One can listen to one side of the debate and come away thinking, “That makes perfect sense.” Netflix and Google are 50 percent of the Internet. They are getting larger every day and increasing the costs for Internet Service Providers (ISPs). They should have to pay their fair share. It isn’t fair that the ISP should have to increase infrastructure costs because Netflix is growing and more people want to watch movies.
Then you listen to the opposing view, and they make sense too. What happens if an ISP can charge companies priority access to their networks? Should an ISP be able to charge a company like Netflix more so that Netflix customers can have a better experience? If large companies can afford to pay for a special lane so that their traffic gets preferential treatment and small companies can’t, how is that fair?
In order to better understand what the contenders are talking about, let’s break down what net neutrality is and the arguments on either side of the debate.
The Two Sides
There are two sides of the net neutrality spectrum: Strong and Weak Net Neutrality. Strong Net Neutrality (SNN) is the idea that ISPs, such as Comcast, AT&T, and Time Warner Telecom, treat all traffic the same regardless of where the traffic originates. Proponents of a SNN don’t want ISPs to be able to influence the decisions Internet customers make.
How might an ISP go about this? One example of how an ISP can influence Internet usage is by not expanding capacity to handle peak traffic hours. We’ve seen this happen in Netflix’s case. At peak times, it is over a third of the Internet traffic. As it has grown, ISPs haven’t expanded capacity to keep up with demand. And therefore, people watching Netflix have had poor performance. If I pay for Netflix and can’t get a good experience, I may cancel service and choose an alternative method of entertainment.
On the other side of the spectrum is Weak Net Neutrality (WNN). This is the idea that an ISP should be able to charge a company access to their network. This puts the burden back on the company that is responsible for the additional load of traffic. This would alleviate bottlenecks and make for a better Internet experience. ISPs believe it is fair that the companies that are doing most of the Internet traffic should be responsible for some of the additional costs as well.
Meeting in the Middle
Both sides seem to have their points and make sense.
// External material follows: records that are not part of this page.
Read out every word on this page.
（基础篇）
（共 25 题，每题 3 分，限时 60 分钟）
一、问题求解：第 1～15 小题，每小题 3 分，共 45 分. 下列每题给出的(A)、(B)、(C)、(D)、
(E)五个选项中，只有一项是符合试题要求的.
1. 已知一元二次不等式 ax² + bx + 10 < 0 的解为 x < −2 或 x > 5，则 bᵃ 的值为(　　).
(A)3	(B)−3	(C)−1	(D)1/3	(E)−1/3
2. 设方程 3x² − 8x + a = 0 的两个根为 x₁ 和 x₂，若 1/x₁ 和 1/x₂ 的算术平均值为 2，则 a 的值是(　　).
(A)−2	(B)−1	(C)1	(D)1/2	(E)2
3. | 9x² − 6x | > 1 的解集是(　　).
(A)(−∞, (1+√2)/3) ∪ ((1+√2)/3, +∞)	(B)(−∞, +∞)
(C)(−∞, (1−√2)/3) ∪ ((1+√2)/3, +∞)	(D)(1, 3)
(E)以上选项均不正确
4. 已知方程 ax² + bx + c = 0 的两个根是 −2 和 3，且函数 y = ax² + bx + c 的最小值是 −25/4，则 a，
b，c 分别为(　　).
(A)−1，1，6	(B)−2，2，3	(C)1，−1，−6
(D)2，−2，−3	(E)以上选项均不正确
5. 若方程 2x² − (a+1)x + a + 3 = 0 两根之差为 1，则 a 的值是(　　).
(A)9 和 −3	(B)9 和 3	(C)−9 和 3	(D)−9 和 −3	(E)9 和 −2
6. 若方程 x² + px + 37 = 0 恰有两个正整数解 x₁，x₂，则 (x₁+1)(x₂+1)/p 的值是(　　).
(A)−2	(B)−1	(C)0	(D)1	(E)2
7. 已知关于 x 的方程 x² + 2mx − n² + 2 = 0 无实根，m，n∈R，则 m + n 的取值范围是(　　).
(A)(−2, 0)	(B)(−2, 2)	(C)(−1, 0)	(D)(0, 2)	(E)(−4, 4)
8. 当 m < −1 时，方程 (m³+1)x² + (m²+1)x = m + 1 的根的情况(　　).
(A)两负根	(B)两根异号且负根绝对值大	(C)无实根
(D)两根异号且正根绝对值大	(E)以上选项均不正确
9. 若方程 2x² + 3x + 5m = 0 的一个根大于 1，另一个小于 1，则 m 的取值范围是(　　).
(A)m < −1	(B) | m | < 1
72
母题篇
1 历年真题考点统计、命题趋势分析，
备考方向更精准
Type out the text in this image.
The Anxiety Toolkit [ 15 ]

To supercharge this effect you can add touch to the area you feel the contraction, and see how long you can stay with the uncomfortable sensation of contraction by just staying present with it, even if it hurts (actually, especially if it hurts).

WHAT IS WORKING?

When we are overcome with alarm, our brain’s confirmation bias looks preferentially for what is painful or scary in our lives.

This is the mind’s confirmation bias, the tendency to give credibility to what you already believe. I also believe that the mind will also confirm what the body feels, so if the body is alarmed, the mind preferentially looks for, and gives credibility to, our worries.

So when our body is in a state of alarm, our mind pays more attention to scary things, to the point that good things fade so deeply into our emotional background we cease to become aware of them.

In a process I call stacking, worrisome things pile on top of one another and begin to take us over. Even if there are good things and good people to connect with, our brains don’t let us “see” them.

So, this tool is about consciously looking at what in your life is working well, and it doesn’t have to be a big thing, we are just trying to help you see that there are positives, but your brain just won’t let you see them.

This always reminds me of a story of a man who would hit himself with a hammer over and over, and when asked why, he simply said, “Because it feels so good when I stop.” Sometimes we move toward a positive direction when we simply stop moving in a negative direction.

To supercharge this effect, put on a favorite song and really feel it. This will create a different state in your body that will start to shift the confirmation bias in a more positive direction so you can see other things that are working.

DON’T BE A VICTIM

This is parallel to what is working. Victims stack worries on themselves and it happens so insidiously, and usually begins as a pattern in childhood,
But one of the issues that complicates the discussion is that ISPs sell you, the customer, a particular service based on a particular download speed. For example, a provider may promise you 90 mbps download speed. You’d expect that since they are collecting your money every month that you should get this download speed when you want it. However, what they don’t say is that although they sell you on that amount, they don’t actually expect everyone will need 90 mbps at the same time.
In reality, the total usage at any given time, and all that they might be prepared for, is actually closer to 5 to 15 mbps per household. So, when Netflix comes out with a new release and the Internet traffic skyrockets and everyone is trying to get through the same “pipes,” then the provider has a capacity problem. Again, no one is actually hitting the 90 mbps. Essentially, the ISP is overpromising and under delivering.
As always, maybe the best solution is somewhere in the middle and not on the ends of the spectrum. One possible solution is that ISP could get rid of the fancy gimmicks and charge the customer for what they actually use. If I want to consume more YouTube videos and HD video on Netflix, then I’ll be happy to pay for it.